Fed up, Booth quit and pursued cartooning full-time, beginning successful in 1969, with the sale of his first New Yorker cartoon. One signature element of Booth's generally messy or run-down interiors is a ceiling light bulb on a cord pulled by another cord attached to an electrical appliance such as a toaster. Most of the household features in his cartoons were drawn from his own home. He described one of his cats, adopted later in his career, as being "more like my drawing than the drawings... when he lies down, his back feet go out in back — straight out."[1]

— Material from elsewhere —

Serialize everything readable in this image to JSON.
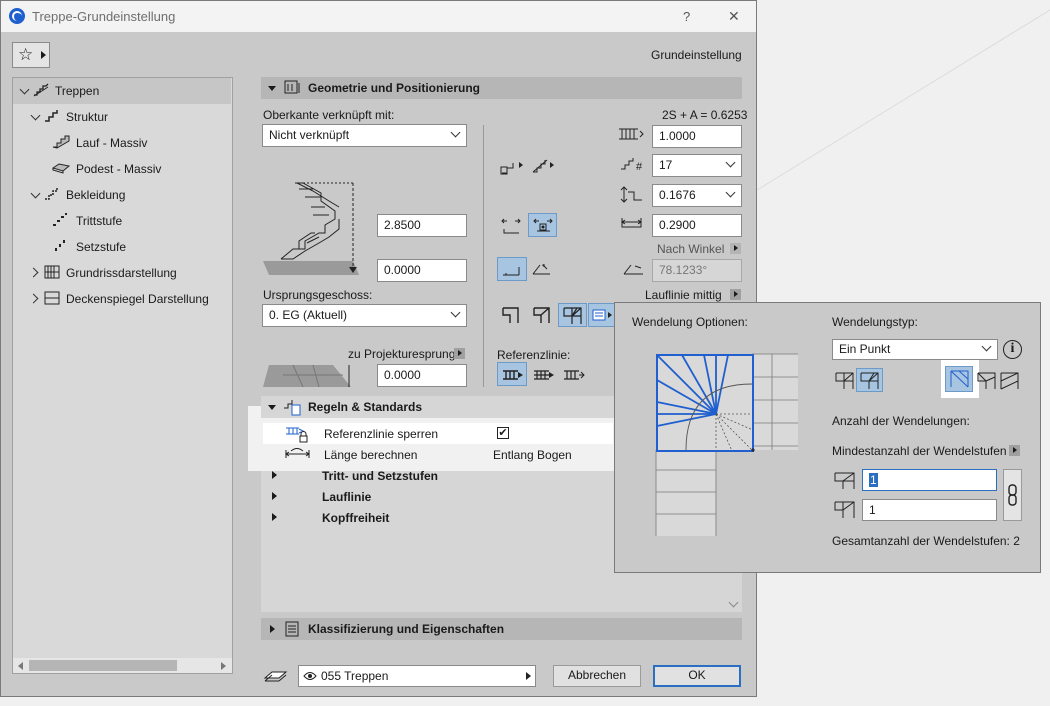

Booth also created the comic strip Local Item in 1986.

Personal lifeEdit

Booth lived for many years in Stony Brook, New York with his wife Dione.[2] They now lives in Brooklyn, where he continues to be a cartoonist and a collector of local artwork from artists in the area.

AwardsEdit

The National Cartoonists Society recognized his work with the Gag Cartoon Award in 1993 and the Milton Caniff Lifetime Achievement Award in 2010.

PublicationsEdit

Booth's cartoons have been collected in the following books:

  • Rehearsal’s Off! (1977)
  • Pussycats Need Love, Too (1981)
  • A Friend is Friendly (1981)
  • Think Good Thoughts About a Pussycat (1983)
  • Omnibooth: The Best of George Booth (1984)
  • Booth Again (1989)
  • The Essential George Booth (1998)
  • About Dogs (2009)

ReferencesEdit

NotesEdit

  1. ^ Cat People, Bill Hayward, introduction by Rogers E. M. Whitaker. New York: Dolphin/Doubleday, 1978 (p. 68)
  2. ^ Gehr, Richard. "George Booth: Semper Fi," The Comics Journal (Aug. 12, 2013).

Sources consultedEdit

  • Booth, George. 1989. Booth Again!: More of George Booth. Kansas City, MO: Andrews and McMee. ISBN 0-8362-1843-4.
  • Strickler, Dave. Syndicated Comic Strips and Artists, 1924-1995: The Complete Index. Cambria, CA: Comics Access, 1995. ISBN 0-9700077-0-1.